I giardini di marzo, 51 anni di emozioni

Scritto da il 21 Aprile 2023

Il capolavoro di Lucio Battisti e scritto dal grande Mogol compie 51 anni

Lucio Battisti

Compie gli anni una delle più grandi canzoni della musica italiana: si tratta de “I giardini di marzo“, 15° singolo di Lucio Battisti, scritto da Mogol e pubblicato il 24 aprile del 1972. Un brano di Mogol, appunto, ma – soprattutto – un brano autobiografico incentrato sulla vita dopo la Seconda Guerra Mondiale e in cui vi sono temi che – oggi più che mai – sembrano attinenti con le vite di tutti noi. L’infanzia nel dopoguerra, ma anche la povertà e i problemi di natura familiare. Una canzone che racconta una vita difficile ma vera, con brevi flashback fino a cambiare il tempo della narrazione, dal passato al presente.

“I giardini di marzo” di Lucio Battisti e Mogol è più attuale che mai

Le tematiche che la animano sono attuali, inossidabili e riguardanti l’umano. Tematiche quali: la precarietà economica e la precarietà esistenziale. Ne è un chiaro esempio il verso riportato di seguito:

Il carretto passava e quell’uomo gridava “gelati!”
Al ventuno del mese i nostri soldi erano già finiti
Io pensavo a mia madre e rivedevo i suoi vestiti
Il più bello era nero coi fiori non ancora appassiti

Il carretto è l’elemento iniziale che squarcia il velo della memoria: un ricordo giovanile — quello di un uomo che grida “gelati!” — irrompe nel presente a sottolineare una condizione passata, una precarietà economica che non preclude a una sorta di felicità semplice, essenziale; la visione di un abito materno, tra i tanti affioranti dall’archivio-armadio, che conserva ancora una freschezza intatta, legata a un’epoca di giovinezza non ancora appassita. A volte è strano pensare che anche un genitore, oggi invecchiato, stanco, fisicamente in declino, abbia vissuto un’età verde, rigogliosa, splendente, proprio come quella vissuta da noi cosiddetti giovani.
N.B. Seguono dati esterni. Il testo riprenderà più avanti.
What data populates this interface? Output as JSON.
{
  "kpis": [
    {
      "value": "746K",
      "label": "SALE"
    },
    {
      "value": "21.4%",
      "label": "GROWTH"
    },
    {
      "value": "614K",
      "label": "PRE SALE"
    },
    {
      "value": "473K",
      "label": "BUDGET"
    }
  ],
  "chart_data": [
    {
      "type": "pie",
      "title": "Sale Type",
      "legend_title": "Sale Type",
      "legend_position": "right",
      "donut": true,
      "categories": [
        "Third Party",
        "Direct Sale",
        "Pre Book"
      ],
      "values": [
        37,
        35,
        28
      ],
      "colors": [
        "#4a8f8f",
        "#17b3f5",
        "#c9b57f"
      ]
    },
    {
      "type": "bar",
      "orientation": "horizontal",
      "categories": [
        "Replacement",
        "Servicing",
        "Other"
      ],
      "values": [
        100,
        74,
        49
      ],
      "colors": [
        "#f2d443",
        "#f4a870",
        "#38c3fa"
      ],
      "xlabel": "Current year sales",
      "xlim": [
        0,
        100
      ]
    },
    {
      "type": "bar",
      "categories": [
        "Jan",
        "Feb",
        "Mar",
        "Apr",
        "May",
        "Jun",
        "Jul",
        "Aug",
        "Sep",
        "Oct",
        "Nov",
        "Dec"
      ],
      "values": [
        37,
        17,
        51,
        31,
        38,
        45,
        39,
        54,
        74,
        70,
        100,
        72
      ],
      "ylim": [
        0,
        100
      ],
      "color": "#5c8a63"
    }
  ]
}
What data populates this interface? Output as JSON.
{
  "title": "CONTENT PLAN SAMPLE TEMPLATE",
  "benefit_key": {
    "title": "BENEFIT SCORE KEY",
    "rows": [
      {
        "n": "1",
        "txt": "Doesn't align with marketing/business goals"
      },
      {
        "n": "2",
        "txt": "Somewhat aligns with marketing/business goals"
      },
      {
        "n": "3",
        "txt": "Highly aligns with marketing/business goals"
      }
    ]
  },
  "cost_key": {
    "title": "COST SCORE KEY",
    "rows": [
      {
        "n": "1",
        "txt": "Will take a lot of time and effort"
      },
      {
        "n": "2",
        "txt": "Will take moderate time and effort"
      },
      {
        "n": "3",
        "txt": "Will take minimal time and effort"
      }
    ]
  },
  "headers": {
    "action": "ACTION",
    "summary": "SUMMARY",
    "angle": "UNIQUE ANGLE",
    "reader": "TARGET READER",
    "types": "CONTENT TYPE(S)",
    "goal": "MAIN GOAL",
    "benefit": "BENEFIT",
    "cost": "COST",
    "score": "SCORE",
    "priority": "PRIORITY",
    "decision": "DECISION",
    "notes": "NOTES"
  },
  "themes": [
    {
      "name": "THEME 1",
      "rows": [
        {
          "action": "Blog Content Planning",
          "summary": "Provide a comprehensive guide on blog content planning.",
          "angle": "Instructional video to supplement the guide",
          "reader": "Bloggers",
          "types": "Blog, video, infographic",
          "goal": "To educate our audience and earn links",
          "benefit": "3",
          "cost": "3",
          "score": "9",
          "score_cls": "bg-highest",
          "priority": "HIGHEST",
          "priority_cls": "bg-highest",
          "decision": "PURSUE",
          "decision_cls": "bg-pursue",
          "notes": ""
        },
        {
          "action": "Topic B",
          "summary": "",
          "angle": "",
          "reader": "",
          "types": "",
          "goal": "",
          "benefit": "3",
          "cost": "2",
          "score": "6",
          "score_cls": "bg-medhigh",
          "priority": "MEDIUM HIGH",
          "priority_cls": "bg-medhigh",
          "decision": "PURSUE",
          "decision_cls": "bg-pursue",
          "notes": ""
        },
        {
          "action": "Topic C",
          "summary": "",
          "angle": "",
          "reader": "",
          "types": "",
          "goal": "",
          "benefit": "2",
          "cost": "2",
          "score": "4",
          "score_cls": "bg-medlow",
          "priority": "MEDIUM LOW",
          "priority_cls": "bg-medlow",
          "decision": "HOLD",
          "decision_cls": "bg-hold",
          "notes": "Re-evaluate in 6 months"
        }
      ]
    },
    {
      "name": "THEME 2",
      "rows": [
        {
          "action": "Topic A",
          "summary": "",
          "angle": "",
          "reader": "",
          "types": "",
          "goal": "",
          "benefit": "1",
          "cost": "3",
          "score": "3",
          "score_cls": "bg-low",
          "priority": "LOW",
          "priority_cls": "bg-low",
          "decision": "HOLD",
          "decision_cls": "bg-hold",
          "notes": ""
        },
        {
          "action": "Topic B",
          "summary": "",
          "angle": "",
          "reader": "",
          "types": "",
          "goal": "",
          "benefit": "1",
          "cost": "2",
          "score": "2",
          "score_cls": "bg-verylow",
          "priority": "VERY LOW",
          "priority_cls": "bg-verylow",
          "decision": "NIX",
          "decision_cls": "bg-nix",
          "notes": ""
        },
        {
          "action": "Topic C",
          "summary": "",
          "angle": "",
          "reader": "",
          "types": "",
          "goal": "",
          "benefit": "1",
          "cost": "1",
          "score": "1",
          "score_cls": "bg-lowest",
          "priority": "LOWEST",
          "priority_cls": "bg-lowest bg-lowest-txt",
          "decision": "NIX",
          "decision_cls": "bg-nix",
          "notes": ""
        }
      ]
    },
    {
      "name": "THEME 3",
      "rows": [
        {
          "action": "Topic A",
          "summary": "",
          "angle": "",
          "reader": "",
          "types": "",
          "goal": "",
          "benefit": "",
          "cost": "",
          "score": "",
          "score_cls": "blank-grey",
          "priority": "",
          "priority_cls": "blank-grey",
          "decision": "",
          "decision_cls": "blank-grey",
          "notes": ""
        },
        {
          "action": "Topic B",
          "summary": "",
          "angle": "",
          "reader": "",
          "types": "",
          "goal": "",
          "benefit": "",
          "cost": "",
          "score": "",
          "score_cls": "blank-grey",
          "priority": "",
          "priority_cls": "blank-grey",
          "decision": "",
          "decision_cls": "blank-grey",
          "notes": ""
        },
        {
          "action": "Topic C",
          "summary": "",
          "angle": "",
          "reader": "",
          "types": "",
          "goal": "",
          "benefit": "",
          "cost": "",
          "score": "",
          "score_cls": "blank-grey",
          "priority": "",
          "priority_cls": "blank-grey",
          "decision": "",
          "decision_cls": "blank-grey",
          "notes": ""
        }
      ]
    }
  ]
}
La cosa ci fa indirettamente male perché è la prova che tale ciclo, terminante si spera con un bel tramonto, toccherà a tutti, indistintamente (la precarietà esistenziale): il genitore è solo la testimonianza più evidente che abbiamo a portata di mano. 

Un chiaro manifesto poetico non nel senso prettamente musicale bensì da un punto di vista intimistico e psicologico.